I have weekly data that starts on Sundays. The reports built from the data always use the 3rd Saturday of a month as a cutoff--for example January 2023 includes week 51 & 52 of Dec 2022, and weeks 1, 2, and 3 of Jan 2023 because the 3rd Saturday for each month is Dec 17th and Jan 21st for this period.
As such, some reports include 4 weeks while others have 5 weeks of data. I want to create a way to find the week number of a month so that I can splice the weeks and regroup them to form a new column with the correct report month and year using the Sunday after the 3rd week of each month as the cutoff date.
Example dataset:
df = pd.DataFrame({'Time Entry Week':['2022-12-11','2022-12-18','2022-12-25','2023-01-01','2023-01-08','2023-01-15','2023-01-22'],
'Time Period':['12/11/2022 - 12/17/2022','12/18/2022 - 12/24/2022','12/25/2022 - 12/31/2022','01/01/2023 - 01/07/2023','01/08/2023 - 01/14/2023','01/15/2023 - 01/21/2023','01/22/2023 - 01/28/2023']})

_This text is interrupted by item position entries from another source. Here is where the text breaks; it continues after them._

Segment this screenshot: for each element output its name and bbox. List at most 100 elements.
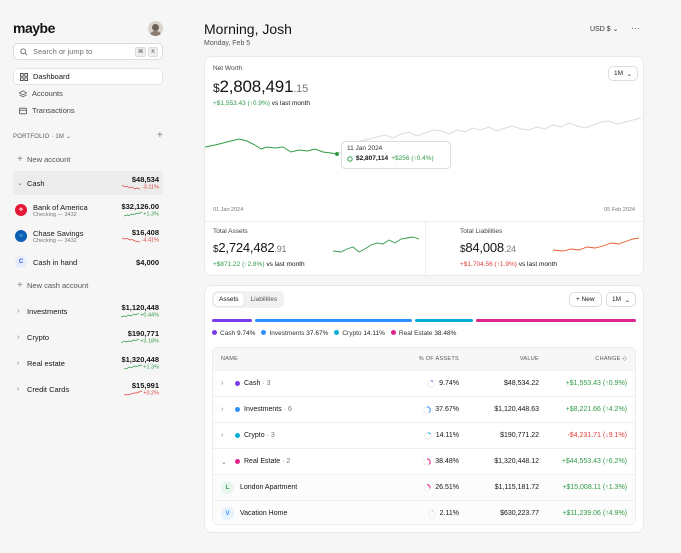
category-dot xyxy=(235,433,240,438)
legend-pct: 14.11% xyxy=(363,330,385,337)
table-sub-row[interactable]: L London Apartment 26.51% $1,115,181.72 +$15… xyxy=(213,474,635,500)
row-value: $630,223.77 xyxy=(500,510,539,517)
legend-name: Crypto xyxy=(342,330,362,337)
table-row[interactable]: › Cash · 3 9.74% $48,534.22 +$1,553.43 (↑0.9… xyxy=(213,370,635,396)
table-body: › Cash · 3 9.74% $48,534.22 +$1,553.43 (↑0.9… xyxy=(213,370,635,524)
assets-decimal: .91 xyxy=(274,244,287,254)
col-change[interactable]: CHANGE ◇ xyxy=(595,356,627,362)
more-icon[interactable]: ··· xyxy=(631,23,640,33)
total-liabilities-label: Total Liabilities xyxy=(460,228,503,235)
row-change: +$11,239.06 (↑4.9%) xyxy=(562,510,627,517)
new-asset-button[interactable]: + New xyxy=(569,292,602,307)
nav-transactions-label: Transactions xyxy=(32,106,75,115)
nav-dashboard[interactable]: Dashboard xyxy=(13,68,163,85)
app-logo[interactable]: maybe xyxy=(13,20,55,36)
group-value: $190,771 +3.18% xyxy=(120,329,163,345)
net-worth-label: Net Worth xyxy=(213,65,243,72)
row-pct: 26.51% xyxy=(389,483,459,492)
table-sub-row[interactable]: V Vacation Home 2.11% $630,223.77 +$11,239.0… xyxy=(213,500,635,524)
group-change: -3.11% xyxy=(122,184,159,191)
sidebar-group-credit-cards[interactable]: › Credit Cards $15,991 +0.2% xyxy=(13,379,163,399)
row-name: › Cash · 3 xyxy=(213,380,389,387)
account-name: Cash in hand xyxy=(33,257,78,267)
liabilities-decimal: .24 xyxy=(503,244,516,254)
search-input[interactable]: Search or jump to ⌘ K xyxy=(13,43,163,60)
net-worth-whole: 2,808,491 xyxy=(219,77,294,96)
new-account-button[interactable]: + New account xyxy=(13,153,163,165)
account-chase-savings[interactable]: ○ Chase Savings Checking — 3432 $16,408 … xyxy=(13,226,163,246)
pct-value: 26.51% xyxy=(435,484,459,491)
chevron-down-icon: ⌄ xyxy=(626,70,633,78)
sidebar-group-crypto[interactable]: › Crypto $190,771 +3.18% xyxy=(13,327,163,347)
sidebar: maybe Search or jump to ⌘ K Dashboard Ac… xyxy=(0,0,172,553)
group-name: Investments xyxy=(27,306,68,316)
nav-transactions[interactable]: Transactions xyxy=(13,102,163,119)
legend-investments: Investments 37.67% xyxy=(261,330,328,337)
group-value: $48,534 -3.11% xyxy=(122,175,163,191)
allocation-tabs: Assets Liabilities xyxy=(212,291,285,308)
chevron-icon[interactable]: ⌄ xyxy=(221,458,227,466)
add-icon[interactable]: + xyxy=(156,130,163,141)
assets-whole: 2,724,482 xyxy=(218,240,275,255)
account-bank-of-america[interactable]: ⟡ Bank of America Checking — 3432 $32,12… xyxy=(13,200,163,220)
tab-assets[interactable]: Assets xyxy=(214,293,244,306)
legend-dot xyxy=(212,330,217,335)
nav-accounts[interactable]: Accounts xyxy=(13,85,163,102)
kbd-cmd: ⌘ xyxy=(134,47,147,57)
axis-end-label: 05 Feb 2024 xyxy=(604,207,635,213)
chevron-icon[interactable]: › xyxy=(221,406,224,413)
shortcut-hint: ⌘ K xyxy=(134,47,158,57)
sidebar-group-real-estate[interactable]: › Real estate $1,320,448 +1.3% xyxy=(13,353,163,373)
sidebar-group-cash[interactable]: ⌄ Cash $48,534 -3.11% xyxy=(13,171,163,195)
row-pct: 9.74% xyxy=(389,379,459,388)
period-select[interactable]: 1M ⌄ xyxy=(608,66,639,81)
chart-tooltip: 11 Jan 2024 $2,807,114 +$256 (↑0.4%) xyxy=(341,141,451,169)
alloc-period-select[interactable]: 1M ⌄ xyxy=(606,292,637,307)
change-suffix: vs last month xyxy=(271,100,311,107)
sparkline-icon xyxy=(122,237,141,243)
tab-liabilities[interactable]: Liabilities xyxy=(250,296,278,303)
currency-label: USD $ xyxy=(590,26,611,33)
table-row[interactable]: › Crypto · 3 14.11% $190,771.22 -$4,231.71 (… xyxy=(213,422,635,448)
legend-name: Real Estate xyxy=(398,330,433,337)
chevron-right-icon: › xyxy=(17,333,20,341)
net-worth-value: $2,808,491.15 xyxy=(213,77,308,97)
legend-dot xyxy=(334,330,340,335)
table-row[interactable]: › Investments · 6 37.67% $1,120,448.63 +$8,2… xyxy=(213,396,635,422)
property-icon: L xyxy=(221,481,234,494)
legend-cash: Cash 9.74% xyxy=(212,330,255,337)
net-worth-decimal: .15 xyxy=(293,83,309,95)
sparkline-icon xyxy=(123,211,142,217)
allocation-segment-investments xyxy=(255,319,412,322)
row-value: $190,771.22 xyxy=(500,432,539,439)
account-cash-in-hand[interactable]: C Cash in hand $4,000 xyxy=(13,256,163,268)
change-suffix: vs last month xyxy=(266,261,305,268)
chevron-icon[interactable]: › xyxy=(221,432,224,439)
account-value: $16,408 -4.41% xyxy=(122,228,163,244)
group-change: +3.18% xyxy=(120,338,159,345)
chevron-right-icon: › xyxy=(17,359,20,367)
chevron-icon[interactable]: › xyxy=(221,380,224,387)
col-name: NAME xyxy=(221,356,239,362)
pct-value: 9.74% xyxy=(439,380,459,387)
currency-selector[interactable]: USD $ ⌄ xyxy=(590,25,618,33)
row-name: ⌄ Real Estate · 2 xyxy=(213,458,389,466)
progress-ring-icon xyxy=(427,509,436,518)
sparkline-icon xyxy=(123,390,142,396)
sidebar-group-investments[interactable]: › Investments $1,120,448 +0.44% xyxy=(13,301,163,321)
user-avatar[interactable] xyxy=(148,21,163,36)
category-name: Investments xyxy=(244,406,282,413)
row-name: › Investments · 6 xyxy=(213,406,389,413)
layers-icon xyxy=(19,89,27,97)
table-row[interactable]: ⌄ Real Estate · 2 38.48% $1,320,448.12 +$44,… xyxy=(213,448,635,474)
category-dot xyxy=(235,459,240,464)
group-change-value: +3.18% xyxy=(140,338,159,345)
group-change-value: -3.11% xyxy=(141,184,159,191)
currency-sign: $ xyxy=(460,244,466,255)
group-name: Crypto xyxy=(27,332,50,342)
portfolio-selector[interactable]: PORTFOLIO · 1M ⌄ xyxy=(13,134,72,140)
category-dot xyxy=(235,407,240,412)
category-dot xyxy=(235,381,240,386)
new-cash-account-button[interactable]: + New cash account xyxy=(13,279,163,291)
group-name: Credit Cards xyxy=(27,384,70,394)
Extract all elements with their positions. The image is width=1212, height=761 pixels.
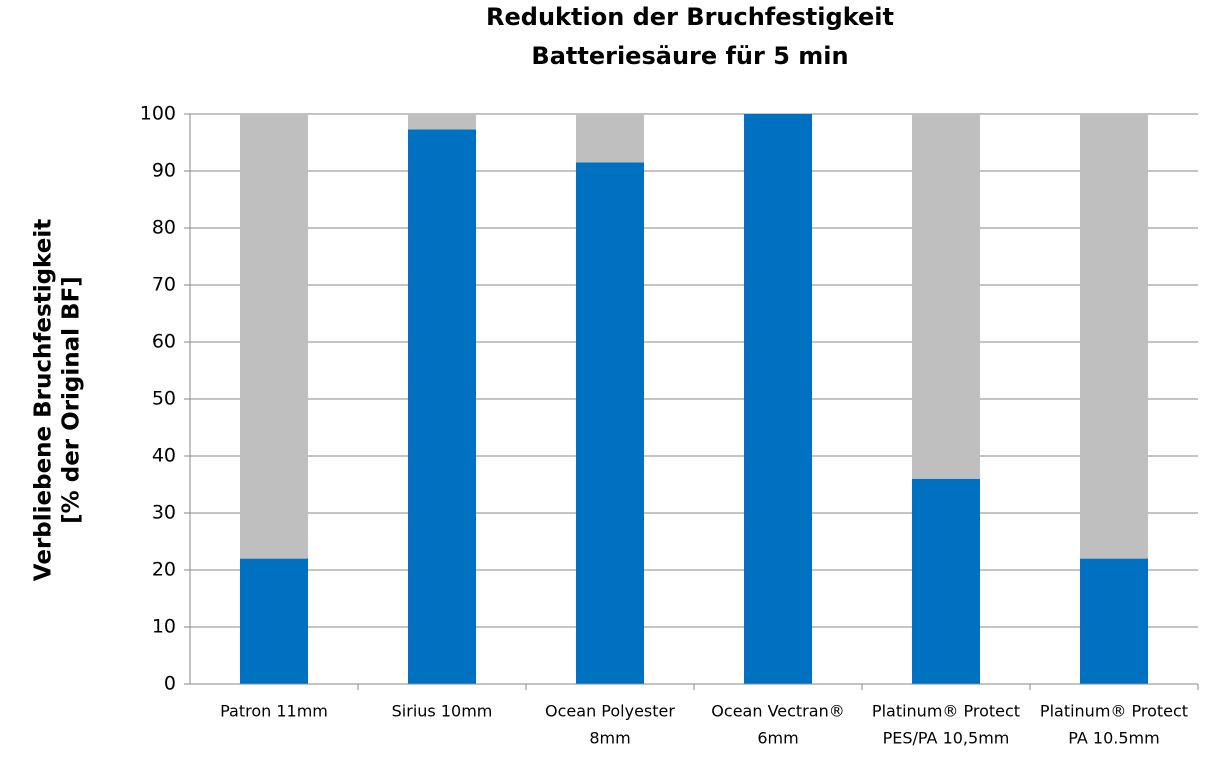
bar-segment — [576, 114, 644, 163]
y-tick-label: 50 — [152, 388, 176, 410]
y-tick-label: 30 — [152, 502, 176, 524]
x-tick-label: Platinum® Protect — [872, 702, 1020, 721]
bar-segment — [912, 114, 980, 479]
x-tick-label: Platinum® Protect — [1040, 702, 1188, 721]
x-tick-label: Patron 11mm — [220, 702, 328, 721]
x-tick-label: 6mm — [757, 729, 798, 748]
x-tick-label: PA 10.5mm — [1068, 729, 1159, 748]
x-tick-label: Sirius 10mm — [392, 702, 493, 721]
bar-segment — [576, 162, 644, 684]
x-tick-label: 8mm — [589, 729, 630, 748]
chart-title: Reduktion der Bruchfestigkeit — [486, 3, 894, 31]
x-tick-label: Ocean Vectran® — [711, 702, 844, 721]
y-tick-label: 60 — [152, 331, 176, 353]
y-tick-label: 90 — [152, 160, 176, 182]
x-tick-label: Ocean Polyester — [545, 702, 675, 721]
y-axis-title: [% der Original BF] — [59, 276, 85, 524]
y-tick-label: 70 — [152, 274, 176, 296]
bar-segment — [408, 129, 476, 684]
chart-title: Batteriesäure für 5 min — [531, 42, 848, 70]
y-tick-label: 10 — [152, 616, 176, 638]
y-tick-label: 20 — [152, 559, 176, 581]
y-axis-title: Verbliebene Bruchfestigkeit — [31, 219, 57, 581]
bar-segment — [240, 114, 308, 559]
bar-segment — [240, 558, 308, 684]
y-tick-label: 100 — [140, 103, 176, 125]
bar-segment — [912, 478, 980, 684]
y-tick-label: 40 — [152, 445, 176, 467]
bar-segment — [1080, 558, 1148, 684]
x-tick-label: PES/PA 10,5mm — [883, 729, 1010, 748]
bar-segment — [1080, 114, 1148, 559]
bar-segment — [744, 114, 812, 684]
bar-segment — [408, 114, 476, 130]
y-tick-label: 0 — [164, 673, 176, 695]
y-tick-label: 80 — [152, 217, 176, 239]
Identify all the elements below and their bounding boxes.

What the table should look like:
Time Entry Week | Time Period | Report Date |
---|---|---|
2022-12-11 | 12/11/2022 - 12/17/2022 | December 2022 |
2022-12-18 | 12/18/2022 - 12/24/2022 | January 2023 |
2022-12-25 | 12/25/2022 - 12/31/2022 | January 2023 |
2023-01-01 | 01/01/2023 - 01/07/2023 | January 2023 |
2023-01-08 | 01/08/2023 - 01/14/2023 | January 2023 |
2023-01-15 | 01/15/2023 - 01/21/2023 | January 2023 |
2023-01-22 | 01/22/2023 - 01/28/2023 | February 2023 |
I've started with just finding the week number of a month by following https://stackoverflow.com/a/16804556/16235569 but encounter this error: "TypeError: Series.replace() got an unexpected keyword argument 'day'". Hope to resolve this, and also construct a way to group the week numbers appropriately after getting week numbers of months.